Vivimos en un Universo que nos compele a participar constantemente del perverso juego del acierto-error, una y otra vez, requisito fundamental para mantener el derecho de permanecer en esta vida.
Sabemos que el precio de carecer de información adecuada conlleva a tomar decisiones equivocadas; pero ¿Hasta qué punto puede llegar la perversión del sistema, que obliga a jugar también a seres que no cuentan ni con la menor Información y que son asistidos únicamente por su Instinto?

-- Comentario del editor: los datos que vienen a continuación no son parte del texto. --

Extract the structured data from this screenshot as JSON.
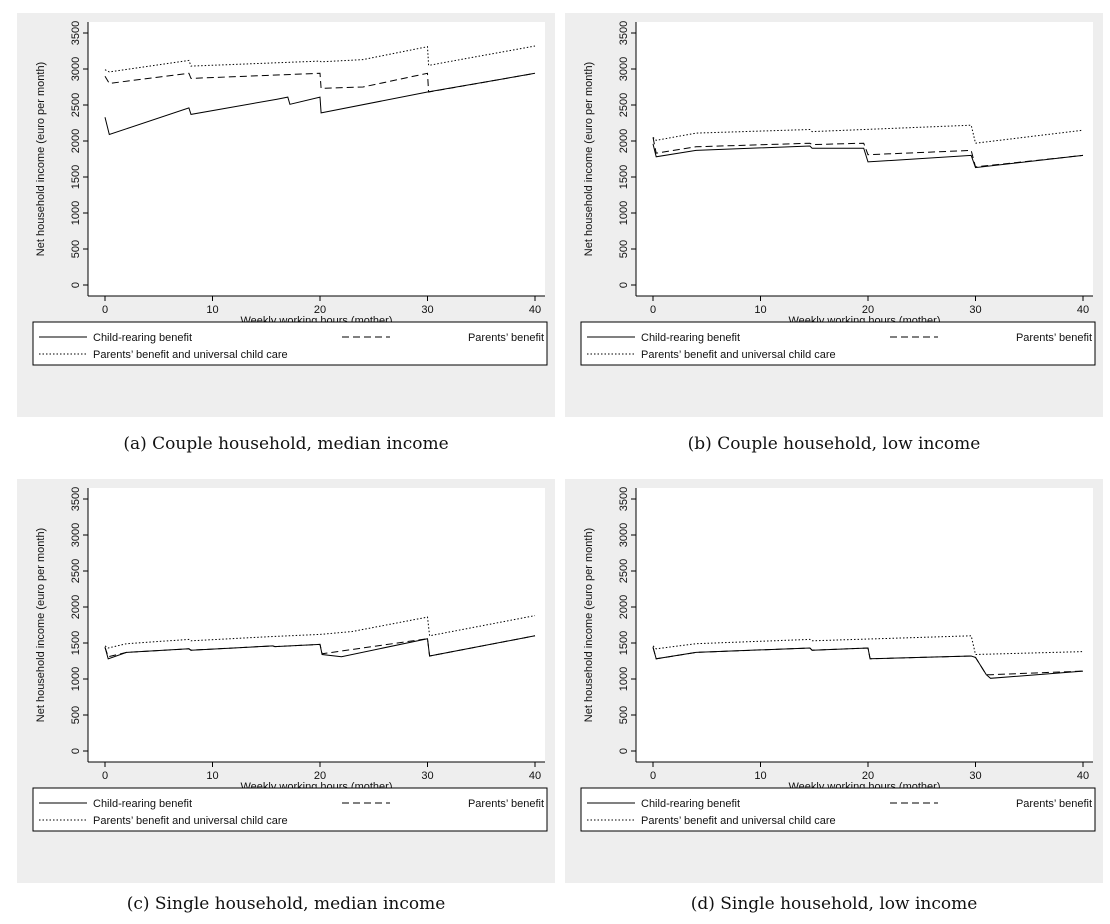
{
  "chart_data": [
    {
      "type": "line",
      "caption": "(a) Couple household, median income",
      "xlabel": "Weekly working hours (mother)",
      "ylabel": "Net household income (euro per month)",
      "xlim": [
        0,
        40
      ],
      "ylim": [
        0,
        3500
      ],
      "xticks": [
        0,
        10,
        20,
        30,
        40
      ],
      "yticks": [
        0,
        500,
        1000,
        1500,
        2000,
        2500,
        3000,
        3500
      ],
      "legend": "bottom",
      "series": [
        {
          "name": "Child-rearing benefit",
          "style": "solid",
          "x": [
            0,
            0.4,
            7.8,
            8,
            16,
            17,
            17.2,
            20,
            20.1,
            30,
            40
          ],
          "y": [
            2330,
            2090,
            2460,
            2370,
            2580,
            2610,
            2510,
            2610,
            2390,
            2680,
            2940
          ]
        },
        {
          "name": "Parents’ benefit",
          "style": "dashed",
          "x": [
            0,
            0.4,
            7.8,
            8,
            20,
            20.1,
            24,
            30,
            30.1,
            40
          ],
          "y": [
            2900,
            2800,
            2940,
            2870,
            2940,
            2730,
            2750,
            2940,
            2680,
            2940
          ]
        },
        {
          "name": "Parents’ benefit and universal child care",
          "style": "dotted",
          "x": [
            0,
            0.4,
            7.8,
            8,
            20,
            20.1,
            24,
            30,
            30.1,
            40
          ],
          "y": [
            2990,
            2960,
            3120,
            3040,
            3110,
            3100,
            3130,
            3310,
            3050,
            3320
          ]
        }
      ]
    },
    {
      "type": "line",
      "caption": "(b) Couple household, low income",
      "xlabel": "Weekly working hours (mother)",
      "ylabel": "Net household income (euro per month)",
      "xlim": [
        0,
        40
      ],
      "ylim": [
        0,
        3500
      ],
      "xticks": [
        0,
        10,
        20,
        30,
        40
      ],
      "yticks": [
        0,
        500,
        1000,
        1500,
        2000,
        2500,
        3000,
        3500
      ],
      "legend": "bottom",
      "series": [
        {
          "name": "Child-rearing benefit",
          "style": "solid",
          "x": [
            0,
            0.3,
            4,
            14.6,
            14.8,
            19.6,
            20,
            29.6,
            30,
            40
          ],
          "y": [
            1960,
            1780,
            1870,
            1930,
            1900,
            1900,
            1710,
            1800,
            1630,
            1800
          ]
        },
        {
          "name": "Parents’ benefit",
          "style": "dashed",
          "x": [
            0,
            0.3,
            4,
            14.6,
            14.8,
            19.6,
            20,
            29.6,
            30,
            40
          ],
          "y": [
            2050,
            1830,
            1920,
            1970,
            1950,
            1970,
            1810,
            1870,
            1640,
            1800
          ]
        },
        {
          "name": "Parents’ benefit and universal child care",
          "style": "dotted",
          "x": [
            0,
            0.3,
            4,
            14.6,
            14.8,
            29.6,
            30,
            40
          ],
          "y": [
            2050,
            2010,
            2110,
            2160,
            2130,
            2220,
            1970,
            2150
          ]
        }
      ]
    },
    {
      "type": "line",
      "caption": "(c) Single household, median income",
      "xlabel": "Weekly working hours (mother)",
      "ylabel": "Net household income (euro per month)",
      "xlim": [
        0,
        40
      ],
      "ylim": [
        0,
        3500
      ],
      "xticks": [
        0,
        10,
        20,
        30,
        40
      ],
      "yticks": [
        0,
        500,
        1000,
        1500,
        2000,
        2500,
        3000,
        3500
      ],
      "legend": "bottom",
      "series": [
        {
          "name": "Child-rearing benefit",
          "style": "solid",
          "x": [
            0,
            0.3,
            2,
            7.8,
            8,
            15.6,
            15.8,
            20,
            20.2,
            22,
            30,
            30.2,
            40
          ],
          "y": [
            1440,
            1280,
            1370,
            1420,
            1400,
            1460,
            1450,
            1480,
            1340,
            1310,
            1560,
            1320,
            1600
          ]
        },
        {
          "name": "Parents’ benefit",
          "style": "dashed",
          "x": [
            0,
            0.3,
            2,
            7.8,
            8,
            15.6,
            15.8,
            20,
            20.2,
            30,
            30.2,
            40
          ],
          "y": [
            1440,
            1310,
            1370,
            1420,
            1400,
            1460,
            1450,
            1480,
            1350,
            1560,
            1320,
            1600
          ]
        },
        {
          "name": "Parents’ benefit and universal child care",
          "style": "dotted",
          "x": [
            0,
            0.3,
            2,
            7.8,
            8,
            15.6,
            20,
            23,
            30,
            30.2,
            40
          ],
          "y": [
            1460,
            1430,
            1490,
            1550,
            1530,
            1590,
            1620,
            1660,
            1860,
            1600,
            1880
          ]
        }
      ]
    },
    {
      "type": "line",
      "caption": "(d) Single household, low income",
      "xlabel": "Weekly working hours (mother)",
      "ylabel": "Net household income (euro per month)",
      "xlim": [
        0,
        40
      ],
      "ylim": [
        0,
        3500
      ],
      "xticks": [
        0,
        10,
        20,
        30,
        40
      ],
      "yticks": [
        0,
        500,
        1000,
        1500,
        2000,
        2500,
        3000,
        3500
      ],
      "legend": "bottom",
      "series": [
        {
          "name": "Child-rearing benefit",
          "style": "solid",
          "x": [
            0,
            0.3,
            4,
            14.6,
            14.8,
            20,
            20.2,
            29.6,
            30,
            31,
            31.4,
            40
          ],
          "y": [
            1440,
            1280,
            1370,
            1430,
            1400,
            1430,
            1280,
            1320,
            1300,
            1060,
            1010,
            1110
          ]
        },
        {
          "name": "Parents’ benefit",
          "style": "dashed",
          "x": [
            0,
            0.3,
            4,
            14.6,
            14.8,
            20,
            20.2,
            29.6,
            30,
            31,
            31.4,
            40
          ],
          "y": [
            1440,
            1280,
            1370,
            1430,
            1400,
            1430,
            1280,
            1320,
            1300,
            1060,
            1060,
            1110
          ]
        },
        {
          "name": "Parents’ benefit and universal child care",
          "style": "dotted",
          "x": [
            0,
            0.3,
            4,
            14.6,
            14.8,
            29.6,
            30,
            40
          ],
          "y": [
            1460,
            1420,
            1490,
            1550,
            1530,
            1600,
            1340,
            1380
          ]
        }
      ]
    }
  ]
}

Viene a mi memoria un pequeño hecho doméstico que viví hace algún tiempo y que me gustaría en éste momento compartir.
Se trató de un simple pero significativo encuentro con la crueldad del sistema natural; una clara muestra de lo que les sucede a quienes no tienen la protección del Destino:
Me encontraba en la cocina de mi casa buscando cierta vajilla, cuando en el interior de una alacena, entre tantos platos, vasos, y copas que estaba exhumando, hallé una olvidada taza de desayuno; al momento de tomarla en mis manos advertí que contenía algo inusual; me acerqué con ella hasta la ventana por donde entraba la luz del mediodía y pude observar claramente mi descubrimiento.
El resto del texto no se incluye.